Spectre Explained

A recent massive security exploit broken down by the Mesh team.

This is a two-part series that covers both Spectre and Meltdown. In the following piece we will attempt to give an explanation of a recent security exploit known as Spectre

In the news

If you’ve been paying attention to tech chatter over the past week, you have probably heard about two catastrophic security flaws called Spectre and Meltdown. With so many security breaches in the news, it can be hard to discern which headlines you should be concerned with.

Bad news: these massive security flaws are as bad as they have been hyped up to be.

Good news: There are publicly reported instances of them being used maliciously… yet.
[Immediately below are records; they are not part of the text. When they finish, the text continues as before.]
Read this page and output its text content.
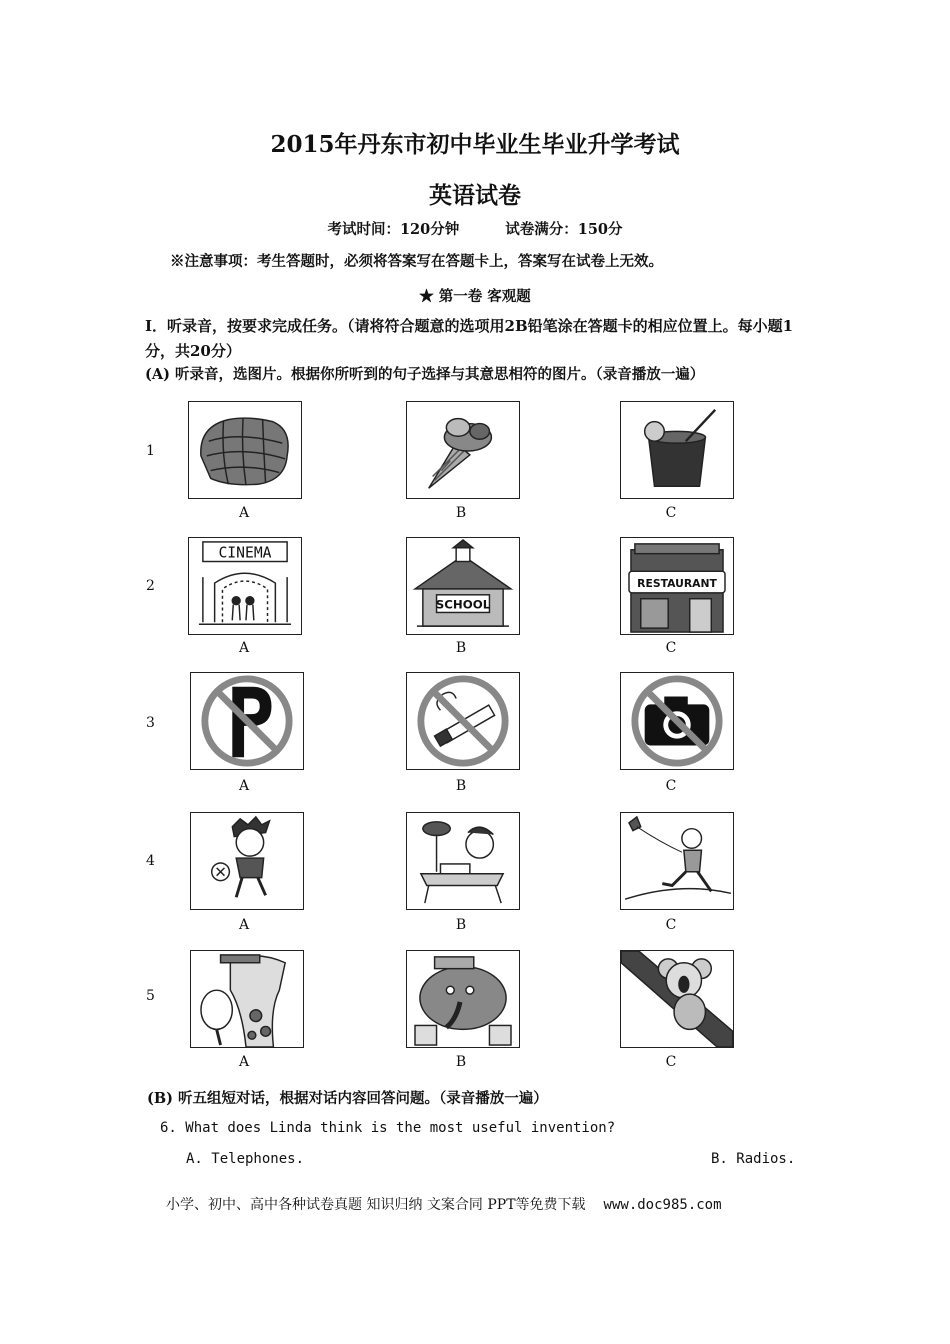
2015年丹东市初中毕业生毕业升学考试
英语试卷
考试时间：120分钟	试卷满分：150分
※注意事项：考生答题时，必须将答案写在答题卡上，答案写在试卷上无效。
★ 第一卷 客观题
Ⅰ．听录音，按要求完成任务。（请将符合题意的选项用2B铅笔涂在答题卡的相应位置上。每小题1分，共20分）
(A) 听录音，选图片。根据你所听到的句子选择与其意思相符的图片。（录音播放一遍）
1
A	B	C
2
CINEMA
A
SCHOOL
B
RESTAURANT
C
3
A	B	C
4
A	B	C
5
A	B	C
(B) 听五组短对话，根据对话内容回答问题。（录音播放一遍）
6. What does Linda think is the most useful invention?
A. Telephones.	B. Radios.
小学、初中、高中各种试卷真题 知识归纳 文案合同 PPT等免费下载 www.doc985.com
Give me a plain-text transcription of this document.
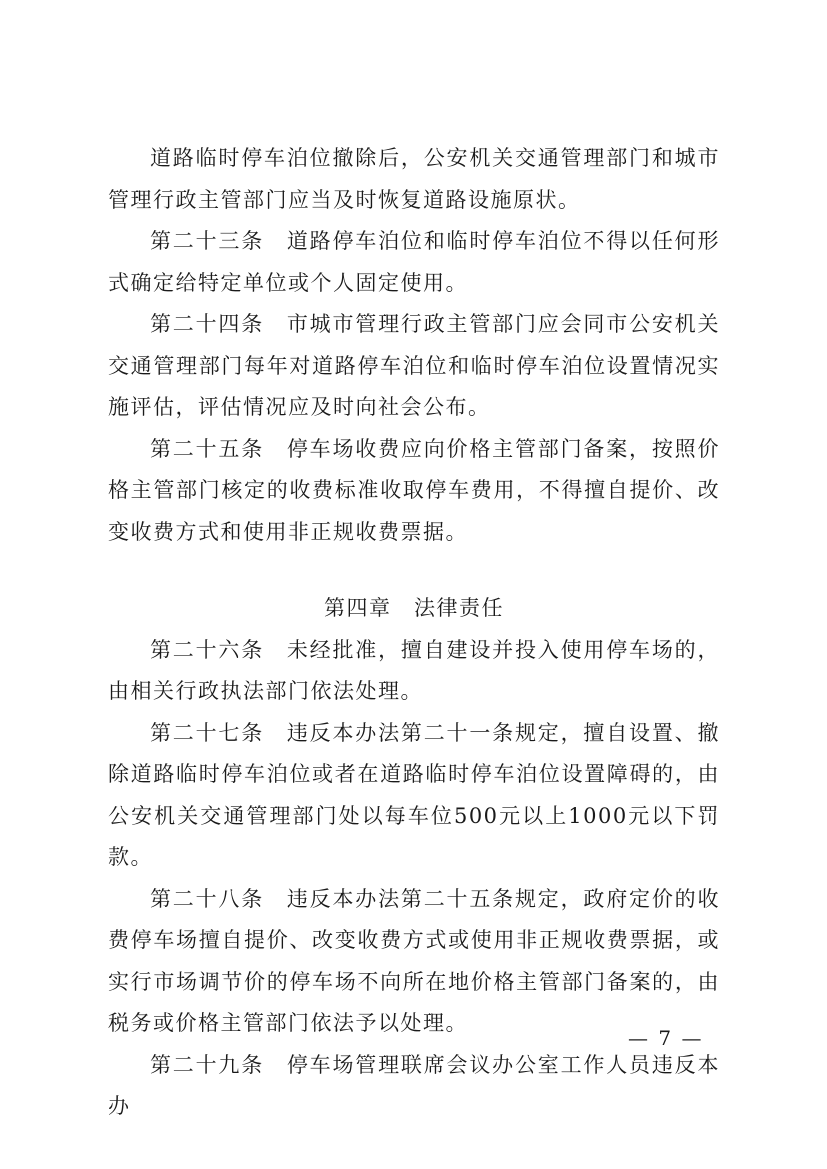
道路临时停车泊位撤除后，公安机关交通管理部门和城市管理行政主管部门应当及时恢复道路设施原状。

第二十三条　道路停车泊位和临时停车泊位不得以任何形式确定给特定单位或个人固定使用。

第二十四条　市城市管理行政主管部门应会同市公安机关交通管理部门每年对道路停车泊位和临时停车泊位设置情况实施评估，评估情况应及时向社会公布。

第二十五条　停车场收费应向价格主管部门备案，按照价格主管部门核定的收费标准收取停车费用，不得擅自提价、改变收费方式和使用非正规收费票据。

第四章　法律责任

第二十六条　未经批准，擅自建设并投入使用停车场的，由相关行政执法部门依法处理。

第二十七条　违反本办法第二十一条规定，擅自设置、撤除道路临时停车泊位或者在道路临时停车泊位设置障碍的，由公安机关交通管理部门处以每车位500元以上1000元以下罚款。

第二十八条　违反本办法第二十五条规定，政府定价的收费停车场擅自提价、改变收费方式或使用非正规收费票据，或实行市场调节价的停车场不向所在地价格主管部门备案的，由税务或价格主管部门依法予以处理。

第二十九条　停车场管理联席会议办公室工作人员违反本办

— 7 —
What should I do: What you should always be doing - updating your laptops/phones/servers/smart-refrigerators with the latest available software updates and security patches. Current updates will patch most of the attack vectors revealed by Spectre and all Meltdown.

While just knowing that you should update your software is good enough for some, here at Mesh we like to dig into the full story and to always know what is at stake. Security topics can be pretty complicated, so let’s try to break it down by covering Spectre:

Spectre

We’re going to cover the partly unpatchable and spookier of the two vulnerabilities first - Spectre.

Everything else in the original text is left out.